Então começou em 2002, no Caribe. Lyndon Hanson estava a passar por tempos difíceis—divórcio, perda de emprego, tragédia familiar. Os amigos George Blaker e Scott Siemens levaram-no numa viagem de barco à vela para lhe levantar o ânimo. Durante a viagem, o Scott tinha trazido do Canadá estes tamancos de borracha, algo chamado design da Foam Creations. Eram confortáveis, à prova de água e com bom agarre. Quando Lyndon e George experimentaram, perceberam uma coisa: sim, pareciam esquisitos, mas, meu Deus, eram mesmo confortáveis.
É aqui que fica interessante. Os três viam potencial onde outros viam uma monstruosidade. O Scott ajustou o design acrescentando uma correia nas costas. A George, que já tinha gerido um negócio de bordados na China e era proprietário de uma franquia da Domino’s, trouxe visão empresarial. O Lyndon definiu a estratégia. Montaram uma loja em Boulder, no Colorado, e começaram a pensar na forma de, de facto, vender estas coisas nos Estados Unidos.
O ponto de viragem aconteceu numa feira de barcos na Florida, em 2002. Literalmente, atiraram os sapatos a pessoas que passavam. Parece loucura, mas funcionou. Venderam cerca de 200 pares ali mesmo. O que repararam foi que certas indústrias—hospitais, cozinhas, restaurantes—estavam desesperadamente à procura de calçado confortável. As pessoas nesses trabalhos estavam dispostas a ignorar a estética se o sapato, na realidade, funcionasse.
Em 2003, já tinham vendido 76.000 pares. Entre 2005 e 2006, as receitas dispararam 226%. Uma jogada inteligente foi adquirir a empresa que originalmente produzia o material, garantindo direitos exclusivos à espuma crosslite deles. Também mudaram o jogo da distribuição—instead of forcing retailers to buy in bulk, a Crocs permitia que encomendassem pequenas quantidades em vez de obrigar os retalhistas a comprar em grandes volumes. Essa flexibilidade fez diferença.

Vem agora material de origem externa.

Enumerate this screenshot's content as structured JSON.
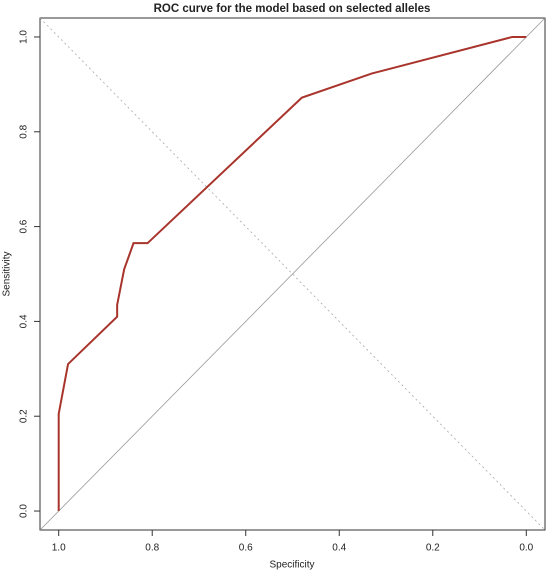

2006 foi enorme. Publicaram-se na bolsa, levantaram $239 milhões e atingiram uma avaliação de $1 biliões. Mas o crescimento rápido cria pressão. Os problemas pessoais do George agravaram-se—fez chamadas ameaçadoras e foi afastado da empresa. Foi tudo muito complicado e ficou demonstrado que até boas ideias precisam de liderança estável.
Quando Ron Snyder assumiu, orientou a Crocs para uma direção diferente. Expansão internacional, acordos de licenciamento com a Disney e a NBA, patrocínios e endossos por celebridades. A crise financeira de 2008 atingiu-os com força e houve um litígio de patentes com a Select LLC. Mas eles adaptaram-se, apostaram em marketing e conseguiram que celebridades os usassem.
Depois veio a pandemia. De repente, o conforto passou a ser prioridade para toda a gente e a Crocs explodiu literalmente. 2020 foi o melhor ano deles—subiram 300% em bolsa. 2021 trouxe receitas recorde de $2.3 billion. Ao longo de mais de 20 anos, venderam 600 million pairs e operam 367 stores em 90 países.
Qual é a lição aqui? Lyndon Hanson e os seus cofundadores provaram que não precisas de ser especialista em moda nem de vir da indústria do calçado para construir algo gigantesco. Precisas de resolver um problema real, manter-te flexível e não deixar que as críticas iniciais te travem. Um sapato que parecia ridículo tornou-se um ícone global porque os fundadores acreditaram no que sentiam nos pés, e não no que os críticos diziam sobre o design.